Para el ecosistema delictivo digital, la información personal no es solo un conjunto de datos: es una moneda de cambio, una llave de acceso y la herramienta principal para estafas a gran escala.

Según un análisis de ESET, desde tu nombre completo hasta tus credenciales bancarias o datos de salud, todo tiene un precio en el mercado negro.

Pero, ¿qué sucede exactamente después de que sos víctima de una filtración o un hackeo? El destino de ese "botín" digital suele seguir caminos específicos diseñados para maximizar la ganancia del atacante, a menudo vendiendo tu identidad al mejor postor o utilizándola para atacar a tu círculo íntimo.

El mercado negro: venta en foros y Dark Web

El rédito más inmediato para un cibercriminal es el dinero directo. Los datos personales y corporativos se comercializan en foros clandestinos y mercados de la Dark Web. Allí, otros delincuentes compran bases de datos, claves bancarias o accesos a redes sociales para ejecutar sus propias campañas ilegales. Es una cadena de suministros donde cada eslabón se especializa en una parte del robo.

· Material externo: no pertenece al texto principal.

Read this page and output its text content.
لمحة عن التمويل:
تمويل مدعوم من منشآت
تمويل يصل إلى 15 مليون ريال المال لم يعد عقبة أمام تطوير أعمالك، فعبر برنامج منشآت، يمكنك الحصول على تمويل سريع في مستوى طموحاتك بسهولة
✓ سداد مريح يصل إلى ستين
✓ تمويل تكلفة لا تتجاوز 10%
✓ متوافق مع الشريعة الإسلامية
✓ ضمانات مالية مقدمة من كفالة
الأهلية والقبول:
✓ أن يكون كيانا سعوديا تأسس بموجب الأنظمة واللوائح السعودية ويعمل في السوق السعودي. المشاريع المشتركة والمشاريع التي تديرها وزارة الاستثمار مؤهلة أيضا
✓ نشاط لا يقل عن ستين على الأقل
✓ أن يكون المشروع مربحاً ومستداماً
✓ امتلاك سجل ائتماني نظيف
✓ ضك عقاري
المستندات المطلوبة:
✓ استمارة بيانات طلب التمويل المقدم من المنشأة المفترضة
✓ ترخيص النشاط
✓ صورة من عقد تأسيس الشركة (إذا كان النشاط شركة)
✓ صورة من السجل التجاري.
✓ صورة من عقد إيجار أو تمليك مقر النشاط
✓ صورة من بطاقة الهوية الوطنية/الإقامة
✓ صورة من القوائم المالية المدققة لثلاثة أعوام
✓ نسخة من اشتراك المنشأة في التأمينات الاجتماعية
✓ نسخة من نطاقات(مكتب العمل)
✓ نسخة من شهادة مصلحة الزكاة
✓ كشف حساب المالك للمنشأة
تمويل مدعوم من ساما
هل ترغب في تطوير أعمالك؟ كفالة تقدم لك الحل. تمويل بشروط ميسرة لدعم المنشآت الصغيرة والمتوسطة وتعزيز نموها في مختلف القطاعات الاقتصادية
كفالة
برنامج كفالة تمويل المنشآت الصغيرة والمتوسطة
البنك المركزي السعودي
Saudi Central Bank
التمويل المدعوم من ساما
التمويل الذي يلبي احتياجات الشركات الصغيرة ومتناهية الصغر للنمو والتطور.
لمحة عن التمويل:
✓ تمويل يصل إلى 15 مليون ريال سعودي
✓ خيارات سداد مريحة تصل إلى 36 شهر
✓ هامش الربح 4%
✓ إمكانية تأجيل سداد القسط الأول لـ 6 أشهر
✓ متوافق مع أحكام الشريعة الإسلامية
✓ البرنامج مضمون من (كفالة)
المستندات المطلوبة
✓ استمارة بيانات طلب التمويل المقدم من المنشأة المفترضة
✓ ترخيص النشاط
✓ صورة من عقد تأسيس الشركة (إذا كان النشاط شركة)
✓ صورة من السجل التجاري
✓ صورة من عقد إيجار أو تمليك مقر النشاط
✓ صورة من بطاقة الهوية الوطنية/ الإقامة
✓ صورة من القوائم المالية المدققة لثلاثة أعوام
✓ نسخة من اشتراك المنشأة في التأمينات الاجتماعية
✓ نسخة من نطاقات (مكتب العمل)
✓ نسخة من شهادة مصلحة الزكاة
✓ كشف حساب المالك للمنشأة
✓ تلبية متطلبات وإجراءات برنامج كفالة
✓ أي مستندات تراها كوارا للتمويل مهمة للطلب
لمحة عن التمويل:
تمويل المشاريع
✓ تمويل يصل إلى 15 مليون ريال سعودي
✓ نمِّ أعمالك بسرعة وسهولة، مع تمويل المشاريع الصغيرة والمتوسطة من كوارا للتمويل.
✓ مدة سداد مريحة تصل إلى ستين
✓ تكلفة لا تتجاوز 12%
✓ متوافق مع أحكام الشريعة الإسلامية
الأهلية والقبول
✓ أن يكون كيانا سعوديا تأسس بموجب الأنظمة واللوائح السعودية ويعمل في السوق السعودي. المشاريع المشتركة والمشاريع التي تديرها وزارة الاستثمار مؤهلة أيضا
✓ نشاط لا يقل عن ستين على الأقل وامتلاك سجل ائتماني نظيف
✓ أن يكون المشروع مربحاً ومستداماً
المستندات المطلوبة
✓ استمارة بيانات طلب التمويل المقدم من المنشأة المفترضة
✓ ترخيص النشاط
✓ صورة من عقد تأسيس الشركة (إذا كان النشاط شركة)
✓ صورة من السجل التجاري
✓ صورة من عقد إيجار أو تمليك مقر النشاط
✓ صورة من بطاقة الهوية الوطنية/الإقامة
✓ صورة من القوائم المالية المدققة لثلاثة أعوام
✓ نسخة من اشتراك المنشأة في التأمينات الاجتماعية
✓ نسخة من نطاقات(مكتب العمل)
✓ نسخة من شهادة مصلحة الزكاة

Sin embargo, el uso de la información va mucho más allá de la venta simple. Los expertos de ESET identifican tres acciones críticas que ocurren una vez que los datos están en manos equivocadas:

Extorsión y sabotaje: el peligro corporativo

En el ámbito empresarial o gubernamental, el robo de una simple contraseña puede ser catastrófico. Aquí, el objetivo no siempre es el dinero inmediato, sino el espionaje y el sabotaje. Los atacantes buscan acceder a redes internas para corromper información clave o alterar procesos logísticos sin ser detectados.

Además, la información sensible se utiliza frecuentemente como instrumento de extorsión y chantaje. Los delincuentes presionan a las víctimas amenazando con hacer públicos datos privados o venderlos a la competencia, exigiendo pagos en criptomonedas para evitar un daño reputacional irreversible.